Você se lembra quando eu te levei para o meu LUGAR FAVORITO DO UNIVERSO? Você sempre passava por aquela rua e nunca havia reparado na pequena livraria com portas de vidro. Poucas pessoas reparam na verdade, por isso me surpreende que os donos ainda a mantenham aberta. Fico feliz de qualquer maneira, há anos aquele lugar com cheiro de história é o meu refúgio.

De qualquer maneira eu me lembro da sua expressão ao andar pelo labirinto literário. Eu apenas te observei enquanto você descobria parte do meu mundo. Eu olhei quando você passou a mão pelos seus cabelos escuros e, logo depois, limpou seus óculos adoráveis de estrutura azul marinho. Eu vi quando você olhou com seus olhos castanhos, claros demais, em minha direção pedindo uma explicação. “Como encontrou esse lugar?” você perguntou. Eu respondi que era um segredo. Acho que finalmente posso te contar...

Aquela livraria é um segredo que compartilho com minha mãe. Desde que me lembro, ela me conta histórias fantásticas. Em alguns dias ela me dizia que eu era uma princesa em outro universo, onde eu alimentava um amor proibido por um garoto destinado a dar a própria vida pela minha. Em outros dias ela dizia que em outro mundo eu era uma garota tímida e talentosa que independente de qualquer tristeza sempre fazia o que era certo. A minha mãe sempre acreditou que eu era uma heroína, nesse mundo e em qualquer outro que habita na imaginação.

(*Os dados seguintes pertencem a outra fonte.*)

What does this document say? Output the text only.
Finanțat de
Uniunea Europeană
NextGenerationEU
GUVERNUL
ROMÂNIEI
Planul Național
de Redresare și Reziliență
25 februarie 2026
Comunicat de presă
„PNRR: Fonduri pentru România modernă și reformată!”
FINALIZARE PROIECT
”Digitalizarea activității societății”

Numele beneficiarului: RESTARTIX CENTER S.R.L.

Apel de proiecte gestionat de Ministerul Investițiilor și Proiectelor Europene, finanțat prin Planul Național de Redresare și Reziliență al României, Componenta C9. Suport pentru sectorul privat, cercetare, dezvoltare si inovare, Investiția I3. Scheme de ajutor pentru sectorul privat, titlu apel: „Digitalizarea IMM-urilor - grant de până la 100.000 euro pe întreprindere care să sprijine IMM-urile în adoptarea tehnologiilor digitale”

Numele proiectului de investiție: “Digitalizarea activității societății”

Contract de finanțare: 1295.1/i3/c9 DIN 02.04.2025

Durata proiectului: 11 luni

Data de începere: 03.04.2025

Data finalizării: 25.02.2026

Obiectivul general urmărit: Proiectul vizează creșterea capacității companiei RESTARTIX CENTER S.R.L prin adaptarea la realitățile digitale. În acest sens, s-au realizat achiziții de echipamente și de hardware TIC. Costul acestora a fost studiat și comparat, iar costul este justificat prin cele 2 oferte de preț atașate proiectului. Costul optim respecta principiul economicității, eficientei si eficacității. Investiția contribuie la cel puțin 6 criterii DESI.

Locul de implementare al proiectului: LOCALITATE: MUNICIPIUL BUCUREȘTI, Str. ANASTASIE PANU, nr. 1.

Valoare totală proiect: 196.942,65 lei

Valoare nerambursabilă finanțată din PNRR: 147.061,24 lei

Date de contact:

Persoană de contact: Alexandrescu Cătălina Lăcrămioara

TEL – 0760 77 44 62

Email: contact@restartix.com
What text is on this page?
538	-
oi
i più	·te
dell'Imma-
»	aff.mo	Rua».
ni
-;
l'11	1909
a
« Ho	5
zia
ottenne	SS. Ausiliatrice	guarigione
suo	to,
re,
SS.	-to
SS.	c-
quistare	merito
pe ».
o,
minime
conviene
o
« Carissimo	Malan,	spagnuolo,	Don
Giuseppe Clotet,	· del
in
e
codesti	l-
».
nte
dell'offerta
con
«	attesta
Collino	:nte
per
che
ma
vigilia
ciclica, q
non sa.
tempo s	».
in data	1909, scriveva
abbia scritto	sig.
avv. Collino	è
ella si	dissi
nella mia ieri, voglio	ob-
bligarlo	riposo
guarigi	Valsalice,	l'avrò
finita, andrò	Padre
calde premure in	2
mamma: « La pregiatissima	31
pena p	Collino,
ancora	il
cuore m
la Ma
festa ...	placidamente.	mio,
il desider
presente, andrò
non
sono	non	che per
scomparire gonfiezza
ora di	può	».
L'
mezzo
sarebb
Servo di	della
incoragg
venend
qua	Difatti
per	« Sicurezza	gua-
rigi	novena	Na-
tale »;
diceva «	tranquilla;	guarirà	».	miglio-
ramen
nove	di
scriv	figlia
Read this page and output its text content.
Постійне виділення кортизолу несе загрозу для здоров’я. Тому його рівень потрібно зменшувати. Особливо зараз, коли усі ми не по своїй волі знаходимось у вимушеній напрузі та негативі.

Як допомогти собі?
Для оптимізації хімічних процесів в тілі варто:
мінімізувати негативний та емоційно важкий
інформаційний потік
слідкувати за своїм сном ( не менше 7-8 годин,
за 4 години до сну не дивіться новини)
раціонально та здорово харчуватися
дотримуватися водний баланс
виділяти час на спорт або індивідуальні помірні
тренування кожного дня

Um dia eu comecei a questionar aquelas histórias. Eu as amava, mas, de fato, não me sentia como uma protagonista de um romance épico. Ela então me disse que tudo era possível, que as palavras eram poderosas e que eu apenas precisava ter fé, fé em mim mesma.

Então nós andamos pela cidade e encontramos a velha livraria. Ali passou então a ser o lugar onde eu me via em histórias fantásticas. Eu me tornei, através dos livros, princesa, fada, vilã. Ainda hoje minha mãe e eu compartilhamos essas histórias fantásticas, em segredo, como se aquelas portas de vidro fosse um portal para outros mundos.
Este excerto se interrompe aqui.